Edwina looked across Freddie at Tommy Hastings. The boy appeared to have leaned into the door in an effort to hide from her and his best friend. She said, “Seems to be the only one could have any connect to these crazy Socialists is you, son.”

“But I never did nothin’ to them,” Tommy said faintly – though he might have shouted it over the roar of the logging truck’s engine.

“I signed on to take a pair of youngsters up north on a trip into Canada. I didn’t sign on to fight a political battle. Much as I enjoyed givin’ the Japs a black eye after Pearl Harbor, I never much cared for politics. That’s one science ain’t never gonna bring no good thing to no woman, man, girl, or boy. Avoiding grief or causing grief is the only thing politics does and it’s my considered opinion that politicians are the only people what enjoys doing it. As to fighting Socialists – that’s best left to people in their own country.”

“Like the Socialists who are following me?” Tommy asked bleakly.

The truck roared on into the night. Tommy leaned forward to see if the Socialists were still following them in the side mirror of the rig. He’d breathe easier for a moment, then catch his breath when the yellow glow of the headlights appeared around a curve or from behind a tree.

“Would you quit doing that!” Freddie finally shouted, slugging Tommy in the shoulder.

Ed piped up, “For once I agree with your friend.
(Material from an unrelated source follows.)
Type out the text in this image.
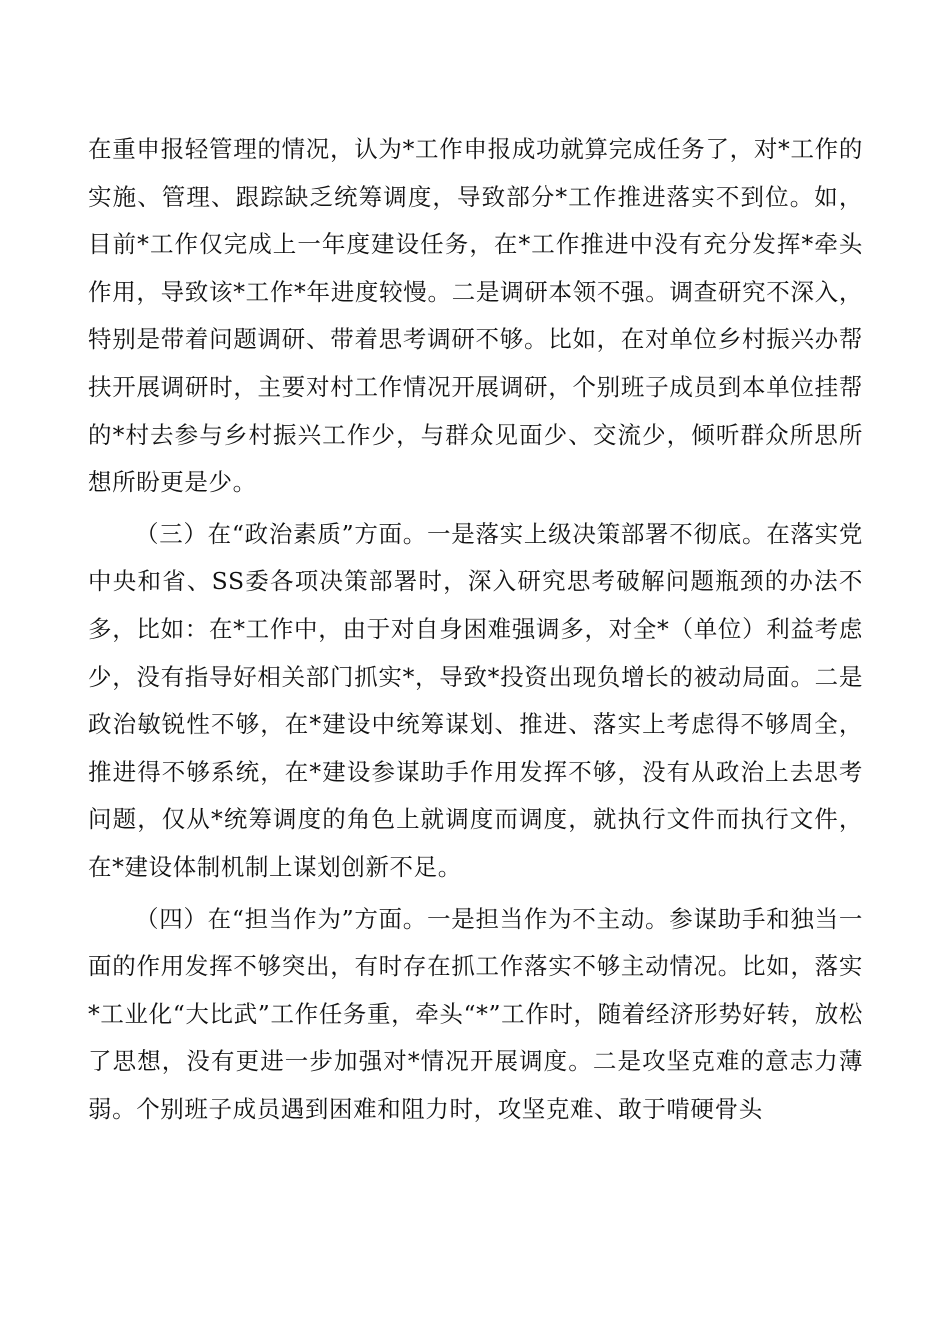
在重申报轻管理的情况，认为*工作申报成功就算完成任务了，对*工作的实施、管理、跟踪缺乏统筹调度，导致部分*工作推进落实不到位。如，目前*工作仅完成上一年度建设任务，在*工作推进中没有充分发挥*牵头作用，导致该*工作*年进度较慢。二是调研本领不强。调查研究不深入，特别是带着问题调研、带着思考调研不够。比如，在对单位乡村振兴办帮扶开展调研时，主要对村工作情况开展调研，个别班子成员到本单位挂帮的*村去参与乡村振兴工作少，与群众见面少、交流少，倾听群众所思所想所盼更是少。

（三）在“政治素质”方面。一是落实上级决策部署不彻底。在落实党中央和省、SS委各项决策部署时，深入研究思考破解问题瓶颈的办法不多，比如：在*工作中，由于对自身困难强调多，对全*（单位）利益考虑少，没有指导好相关部门抓实*，导致*投资出现负增长的被动局面。二是政治敏锐性不够，在*建设中统筹谋划、推进、落实上考虑得不够周全，推进得不够系统，在*建设参谋助手作用发挥不够，没有从政治上去思考问题，仅从*统筹调度的角色上就调度而调度，就执行文件而执行文件，在*建设体制机制上谋划创新不足。

（四）在“担当作为”方面。一是担当作为不主动。参谋助手和独当一面的作用发挥不够突出，有时存在抓工作落实不够主动情况。比如，落实*工业化“大比武”工作任务重，牵头“*”工作时，随着经济形势好转，放松了思想，没有更进一步加强对*情况开展调度。二是攻坚克难的意志力薄弱。个别班子成员遇到困难和阻力时，攻坚克难、敢于啃硬骨头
Every time you do that, it makes my heart pound.”

“Well, what are we gonna do?” Tommy exclaimed. “Every time I see the headlights, they’re closer!”

“It’s your imagination, kid.”

“It is not!”

“Is so,” Freddie said, leaning on Tommy. They went back and forth for three minutes until Ed barked with a military snap and told the both of them to shut up. It was the strongest language she’d used with them and both boys fell back against the seat, panting. They drove on until a faint light to the right. Ed downshifted.

“What are we doing?” Tommy asked, twisting around in his seat to look at Ed and look into the side mirror. She shifted down three more times, Tommy’s question getting higher and higher pitched each time. When Ed tapped the brakes and the light on the right grew brighter, Ed laid on the rig’s horn in a weird, syncopated pattern. “Where are we going?” Tommy screamed.

A sign loomed into the headlights that read, “Naniboujou”

Tommy shouted, “What’s that?”

“Quiet down, boy! Sit and keep your mouth shut or I’ll shut if for you with my fist!” She paused, then added, “Naniboujou is a wild spirit and a werewolf.”

Tommy shut up, sat still and leaned against Freddie, who felt his best friend shaking against his shoulder. He didn’t think it was from the cold, because the cab was hot from the truck heater. “Is she gonna give me to the Socialists?” he said and though he couldn’t see him, Freddie knew Tommy was on the verge of tears. Ed rolled down her window and as she did, he rolled to a near halt. Through the window came a rig horn’s mournful response to her pattern. The truck stopped just as another set of headlights came bouncing along behind them.
Tommy took one last look in the side mirror and said, “Sorry, everybody.”

“Nothing to be sorry about, son. Just wait here and I’ll see them Socialists get taken care of.” Ahead of them, it seemed like the light of a millions suns exploded all at once from the forest.